The heightened focus on civil rights is a priority that flows directly from the top. Attorney General Eric H. Holder Jr. is a former civil rights lawyer who has vowed to make the division the department's "crown jewel," and Obama said in his January State of the Union address: "My administration has a Civil Rights Division that is once again prosecuting civil rights violations and employment discrimination."
Civil rights groups and some former Justice lawyers give the division generally high marks, though some Bush administration veterans and conservatives are critical.
"The division had been decimated, and as someone who spent more than 20 years there, I was very saddened to see the state of affairs," said Gerry Hebert, a former senior official in the division's voting section.
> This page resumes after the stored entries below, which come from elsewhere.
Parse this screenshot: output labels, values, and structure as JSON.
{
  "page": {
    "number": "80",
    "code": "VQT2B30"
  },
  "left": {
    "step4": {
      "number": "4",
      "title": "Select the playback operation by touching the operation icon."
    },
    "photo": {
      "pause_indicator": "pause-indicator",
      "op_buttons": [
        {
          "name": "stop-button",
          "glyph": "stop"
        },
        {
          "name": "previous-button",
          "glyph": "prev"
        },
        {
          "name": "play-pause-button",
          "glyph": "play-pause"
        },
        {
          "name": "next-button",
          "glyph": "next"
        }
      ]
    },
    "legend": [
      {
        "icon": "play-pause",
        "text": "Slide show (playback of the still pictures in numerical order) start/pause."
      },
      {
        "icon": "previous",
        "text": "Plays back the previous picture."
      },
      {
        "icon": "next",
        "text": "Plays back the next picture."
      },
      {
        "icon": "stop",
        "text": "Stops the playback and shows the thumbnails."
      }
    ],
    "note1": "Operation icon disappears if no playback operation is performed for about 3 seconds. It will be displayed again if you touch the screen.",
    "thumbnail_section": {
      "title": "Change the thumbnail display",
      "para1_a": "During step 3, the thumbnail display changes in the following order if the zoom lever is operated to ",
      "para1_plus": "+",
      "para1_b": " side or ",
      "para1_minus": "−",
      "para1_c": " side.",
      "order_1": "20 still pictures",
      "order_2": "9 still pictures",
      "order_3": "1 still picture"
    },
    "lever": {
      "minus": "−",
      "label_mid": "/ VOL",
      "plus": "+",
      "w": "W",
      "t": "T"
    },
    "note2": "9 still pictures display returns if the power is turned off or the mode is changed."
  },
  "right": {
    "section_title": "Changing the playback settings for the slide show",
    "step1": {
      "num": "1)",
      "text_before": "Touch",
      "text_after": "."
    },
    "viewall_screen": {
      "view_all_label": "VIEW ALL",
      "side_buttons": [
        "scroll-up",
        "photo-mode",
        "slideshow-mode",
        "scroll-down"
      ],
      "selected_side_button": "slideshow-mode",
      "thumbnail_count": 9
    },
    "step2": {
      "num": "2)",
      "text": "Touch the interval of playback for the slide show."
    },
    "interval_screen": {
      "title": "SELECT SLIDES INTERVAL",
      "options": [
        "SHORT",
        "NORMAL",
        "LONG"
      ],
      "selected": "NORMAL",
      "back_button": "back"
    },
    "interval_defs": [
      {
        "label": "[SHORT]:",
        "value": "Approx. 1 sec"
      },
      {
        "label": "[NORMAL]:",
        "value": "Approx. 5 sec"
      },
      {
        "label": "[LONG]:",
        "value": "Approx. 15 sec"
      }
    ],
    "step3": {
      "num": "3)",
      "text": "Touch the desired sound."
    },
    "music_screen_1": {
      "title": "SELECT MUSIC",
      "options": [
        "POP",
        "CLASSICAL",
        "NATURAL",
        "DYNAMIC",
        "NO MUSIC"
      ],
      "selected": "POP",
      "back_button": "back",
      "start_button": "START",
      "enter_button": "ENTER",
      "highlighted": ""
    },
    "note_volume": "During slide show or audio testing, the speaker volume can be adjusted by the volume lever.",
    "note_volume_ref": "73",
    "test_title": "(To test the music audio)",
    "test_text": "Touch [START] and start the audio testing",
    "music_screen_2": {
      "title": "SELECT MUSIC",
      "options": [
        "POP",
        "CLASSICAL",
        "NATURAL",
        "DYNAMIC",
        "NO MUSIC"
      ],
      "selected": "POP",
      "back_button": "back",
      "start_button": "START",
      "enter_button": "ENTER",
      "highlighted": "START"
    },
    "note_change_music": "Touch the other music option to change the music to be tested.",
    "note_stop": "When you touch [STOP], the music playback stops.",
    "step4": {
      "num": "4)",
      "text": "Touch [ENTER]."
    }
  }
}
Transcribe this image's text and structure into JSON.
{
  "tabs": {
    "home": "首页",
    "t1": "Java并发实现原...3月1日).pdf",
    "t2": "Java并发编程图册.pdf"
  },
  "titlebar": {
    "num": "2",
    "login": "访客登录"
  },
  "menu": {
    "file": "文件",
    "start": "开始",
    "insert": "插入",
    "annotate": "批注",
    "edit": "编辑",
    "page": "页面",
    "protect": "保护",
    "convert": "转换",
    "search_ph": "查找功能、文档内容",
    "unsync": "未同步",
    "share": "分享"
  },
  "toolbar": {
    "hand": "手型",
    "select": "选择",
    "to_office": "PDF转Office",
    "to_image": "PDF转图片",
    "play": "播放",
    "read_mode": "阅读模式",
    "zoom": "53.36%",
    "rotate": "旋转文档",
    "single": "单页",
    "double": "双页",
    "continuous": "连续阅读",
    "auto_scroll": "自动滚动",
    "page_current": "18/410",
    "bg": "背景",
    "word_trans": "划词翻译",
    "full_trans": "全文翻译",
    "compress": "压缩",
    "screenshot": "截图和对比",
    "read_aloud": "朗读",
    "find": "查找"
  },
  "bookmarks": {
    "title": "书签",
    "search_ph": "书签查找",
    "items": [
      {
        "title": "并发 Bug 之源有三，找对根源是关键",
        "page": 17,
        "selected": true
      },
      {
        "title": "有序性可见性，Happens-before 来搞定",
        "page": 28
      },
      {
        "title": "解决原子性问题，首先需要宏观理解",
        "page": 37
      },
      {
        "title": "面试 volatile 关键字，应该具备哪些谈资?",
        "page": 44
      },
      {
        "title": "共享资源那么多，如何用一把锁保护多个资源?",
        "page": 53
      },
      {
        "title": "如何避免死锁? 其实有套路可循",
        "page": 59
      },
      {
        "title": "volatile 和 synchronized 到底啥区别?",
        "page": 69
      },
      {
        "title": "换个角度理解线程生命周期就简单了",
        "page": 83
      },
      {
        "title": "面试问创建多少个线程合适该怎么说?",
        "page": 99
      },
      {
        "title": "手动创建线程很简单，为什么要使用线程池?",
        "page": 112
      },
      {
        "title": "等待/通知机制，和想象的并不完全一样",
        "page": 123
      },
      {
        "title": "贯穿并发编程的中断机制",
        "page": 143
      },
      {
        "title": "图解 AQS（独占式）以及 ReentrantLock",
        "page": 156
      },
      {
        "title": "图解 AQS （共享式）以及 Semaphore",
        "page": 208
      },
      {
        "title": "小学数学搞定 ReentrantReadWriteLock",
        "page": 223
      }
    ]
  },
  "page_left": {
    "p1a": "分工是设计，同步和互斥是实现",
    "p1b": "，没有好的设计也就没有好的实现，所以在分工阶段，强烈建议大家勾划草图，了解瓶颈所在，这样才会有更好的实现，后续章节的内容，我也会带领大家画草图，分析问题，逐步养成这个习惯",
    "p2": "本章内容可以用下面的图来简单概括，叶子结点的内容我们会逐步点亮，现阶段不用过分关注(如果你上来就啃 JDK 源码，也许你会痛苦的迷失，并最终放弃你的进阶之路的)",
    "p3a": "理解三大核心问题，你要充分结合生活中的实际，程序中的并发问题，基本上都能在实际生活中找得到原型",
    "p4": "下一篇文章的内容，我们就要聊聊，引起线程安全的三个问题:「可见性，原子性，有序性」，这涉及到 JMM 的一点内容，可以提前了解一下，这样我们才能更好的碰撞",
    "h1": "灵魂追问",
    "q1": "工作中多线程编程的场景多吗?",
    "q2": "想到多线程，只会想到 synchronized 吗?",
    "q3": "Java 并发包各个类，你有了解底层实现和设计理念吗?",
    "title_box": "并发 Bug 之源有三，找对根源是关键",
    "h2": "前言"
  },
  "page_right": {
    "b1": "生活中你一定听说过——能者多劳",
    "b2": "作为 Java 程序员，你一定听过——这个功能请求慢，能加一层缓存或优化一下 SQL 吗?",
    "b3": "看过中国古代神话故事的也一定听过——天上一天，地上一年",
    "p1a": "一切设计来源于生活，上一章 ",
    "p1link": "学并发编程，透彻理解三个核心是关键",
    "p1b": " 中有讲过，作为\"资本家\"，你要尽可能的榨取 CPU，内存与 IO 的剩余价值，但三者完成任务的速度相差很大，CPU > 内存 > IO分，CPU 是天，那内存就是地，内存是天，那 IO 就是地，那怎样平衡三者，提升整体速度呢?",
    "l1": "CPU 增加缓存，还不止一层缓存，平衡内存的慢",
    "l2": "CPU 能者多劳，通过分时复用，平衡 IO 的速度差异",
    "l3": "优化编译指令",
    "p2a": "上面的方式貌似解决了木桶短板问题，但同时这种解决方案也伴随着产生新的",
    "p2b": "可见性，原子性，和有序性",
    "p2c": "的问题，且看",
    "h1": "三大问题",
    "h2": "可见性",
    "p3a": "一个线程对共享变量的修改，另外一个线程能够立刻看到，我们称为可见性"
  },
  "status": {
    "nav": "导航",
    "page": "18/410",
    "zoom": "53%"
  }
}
He said Perez has made "a great start."
Robert N. Driscoll, a senior civil rights official in the Bush administration, credited Perez with securing large budget increases but said the division is "trying to intimidate political opponents." He cited the threats to sue over the Arizona law and a civil rights investigation of a controversial Arizona sheriff over tough immigration enforcement.
"Opening a case and saber-rattling is not accomplishing anything," said Driscoll, who is representing the sheriff, Joseph M. Arpaio. The department has acknowledged a civil investigation of Arpaio's office, and sources familiar with the case who spoke on condition of anonymity said a federal grand jury in Phoenix has been empaneled as part of a criminal probe.
Perez insisted it is actually the opposite, that the division has returned to its apolitical roots. As part of a theme he calls "restoration and transformation," he said hiring is once more primarily in the hands of career lawyers rather than political appointees. About 5,000 people have applied for jobs, and about a dozen who left in the Bush years have been rehired.
Among recent cases, the division obtained the largest-ever settlement of rental-discrimination claims under the Fair Housing Act: $2.7 million from the owners of Los Angeles apartment buildings for discriminating against African Americans and Hispanics. Prosecutors are also zeroing in on emerging areas of enforcement, such as growing threats to civil rights groups on the Internet.
A particular focus is restoring relations with such groups, which Perez calls "our eyes and ears." He added, "We can't be everywhere."
John Payton, president of the NAACP Legal Defense Fund, said the relationship is much improved. "When we call them, they listen," he said. "I think they're on track and on mission. It's just too early to tell what will happen."